I don't mean to suggest that Japan should build a sarcophagus; I only mean to give an idea of the sort of timescale for significant engineering tasks that the Soviets were working with. They slammed it into high gear pretty rapidly.

The constraints of Fukushima and Chernobyl are vastly different. First of all, in Chernobyl the surrounding infrastructure was not destroyed. Second, they had an open reactor in Chernobyl, so it was immediately clear that they need to build a sarcophagus. By contrast in Fukushima the biggest problem is water management. And especially the management of contaminated ground water, while it is not clear that a sarcophagus would solve much, since the containment is apparently somewhat intact.

So while I think that Tepco did make horrible mistakes, I am actually not sure that the response was less than optimal. Largely because the USSR did commit similar mistakes in Chernobyl, for example not registering the liquidators.

My point is that the Government should be the one trying to resolve that issue. Not Tepco. My claim is we would be all better off if a state could throw in its resources to help with the Disaster after effects. They seem just to sit there and blame Tepco instead of doing their job.

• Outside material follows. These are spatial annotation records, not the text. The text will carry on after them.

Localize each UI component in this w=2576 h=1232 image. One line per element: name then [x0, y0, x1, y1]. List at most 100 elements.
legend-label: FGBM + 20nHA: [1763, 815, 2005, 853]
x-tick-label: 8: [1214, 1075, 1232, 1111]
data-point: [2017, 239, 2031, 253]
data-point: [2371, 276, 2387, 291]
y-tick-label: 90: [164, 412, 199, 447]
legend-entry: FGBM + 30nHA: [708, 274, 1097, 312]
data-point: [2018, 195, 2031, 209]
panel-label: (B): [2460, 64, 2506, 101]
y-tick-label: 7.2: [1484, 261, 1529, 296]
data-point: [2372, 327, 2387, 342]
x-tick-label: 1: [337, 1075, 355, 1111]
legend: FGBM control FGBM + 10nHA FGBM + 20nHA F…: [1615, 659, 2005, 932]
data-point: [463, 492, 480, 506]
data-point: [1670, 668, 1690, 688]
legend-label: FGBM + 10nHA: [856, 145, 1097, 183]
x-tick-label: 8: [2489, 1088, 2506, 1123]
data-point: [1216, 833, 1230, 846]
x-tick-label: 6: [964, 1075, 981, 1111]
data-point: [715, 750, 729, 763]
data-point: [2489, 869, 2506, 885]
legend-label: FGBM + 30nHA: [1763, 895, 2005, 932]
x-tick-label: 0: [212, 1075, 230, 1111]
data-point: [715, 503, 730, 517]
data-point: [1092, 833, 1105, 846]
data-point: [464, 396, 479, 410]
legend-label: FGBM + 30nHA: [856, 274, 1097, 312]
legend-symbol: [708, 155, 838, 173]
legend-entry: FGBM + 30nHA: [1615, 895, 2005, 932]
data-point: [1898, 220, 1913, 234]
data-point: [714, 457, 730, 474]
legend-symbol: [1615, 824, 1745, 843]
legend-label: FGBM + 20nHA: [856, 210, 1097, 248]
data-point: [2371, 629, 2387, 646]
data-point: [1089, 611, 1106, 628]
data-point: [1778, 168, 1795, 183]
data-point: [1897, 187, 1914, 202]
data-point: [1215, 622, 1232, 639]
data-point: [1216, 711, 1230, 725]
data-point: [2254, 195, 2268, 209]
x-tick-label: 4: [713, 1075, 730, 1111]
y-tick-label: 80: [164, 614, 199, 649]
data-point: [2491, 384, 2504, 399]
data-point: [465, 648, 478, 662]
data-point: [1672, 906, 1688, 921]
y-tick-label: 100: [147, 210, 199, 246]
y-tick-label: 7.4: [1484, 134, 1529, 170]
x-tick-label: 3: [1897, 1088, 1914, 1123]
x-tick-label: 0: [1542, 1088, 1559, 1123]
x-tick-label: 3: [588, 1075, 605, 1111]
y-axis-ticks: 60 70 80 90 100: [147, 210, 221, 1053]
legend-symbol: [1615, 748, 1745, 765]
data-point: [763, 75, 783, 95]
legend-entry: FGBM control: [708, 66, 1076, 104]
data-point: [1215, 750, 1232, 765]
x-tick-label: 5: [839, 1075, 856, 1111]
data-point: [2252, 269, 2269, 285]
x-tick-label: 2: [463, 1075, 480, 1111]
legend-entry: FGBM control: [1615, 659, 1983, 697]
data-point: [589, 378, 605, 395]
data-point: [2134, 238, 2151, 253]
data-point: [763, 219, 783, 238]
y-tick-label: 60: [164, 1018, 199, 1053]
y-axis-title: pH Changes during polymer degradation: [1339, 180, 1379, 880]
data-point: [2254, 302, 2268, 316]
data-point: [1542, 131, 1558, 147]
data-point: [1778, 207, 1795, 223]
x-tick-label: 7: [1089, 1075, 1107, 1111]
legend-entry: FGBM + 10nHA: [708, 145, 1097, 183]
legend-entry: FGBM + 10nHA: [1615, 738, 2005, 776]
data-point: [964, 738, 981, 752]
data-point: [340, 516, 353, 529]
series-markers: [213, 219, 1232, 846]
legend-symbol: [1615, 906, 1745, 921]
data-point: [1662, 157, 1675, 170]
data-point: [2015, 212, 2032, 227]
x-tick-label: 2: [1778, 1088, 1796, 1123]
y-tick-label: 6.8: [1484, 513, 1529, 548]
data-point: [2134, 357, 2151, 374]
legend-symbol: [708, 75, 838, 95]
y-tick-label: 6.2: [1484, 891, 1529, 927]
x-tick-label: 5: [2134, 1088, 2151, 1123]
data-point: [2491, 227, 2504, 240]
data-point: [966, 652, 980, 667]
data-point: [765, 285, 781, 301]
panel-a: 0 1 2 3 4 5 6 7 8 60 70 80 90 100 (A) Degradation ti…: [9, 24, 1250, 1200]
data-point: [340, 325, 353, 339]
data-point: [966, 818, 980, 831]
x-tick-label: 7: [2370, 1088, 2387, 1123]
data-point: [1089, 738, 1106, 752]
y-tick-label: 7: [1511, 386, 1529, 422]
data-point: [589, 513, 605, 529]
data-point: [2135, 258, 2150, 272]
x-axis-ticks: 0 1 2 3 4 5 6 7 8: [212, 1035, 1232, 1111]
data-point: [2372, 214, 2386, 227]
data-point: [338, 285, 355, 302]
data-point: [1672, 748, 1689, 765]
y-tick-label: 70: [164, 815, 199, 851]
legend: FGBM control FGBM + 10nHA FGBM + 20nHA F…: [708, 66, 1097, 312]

Just a little curios do you know how many people died to put initial Sarcophagus in place? Official Soviet count is 31: http://en.wikipedia.org/wiki/Deaths_due_to_the_Chernobyl_dis... . Amount of people Soviet's threw in action is so enormous that it is silly to think that Japan could have matched anything like that. Especially with more immediate concerns of people not having food and shelter after Tsunami.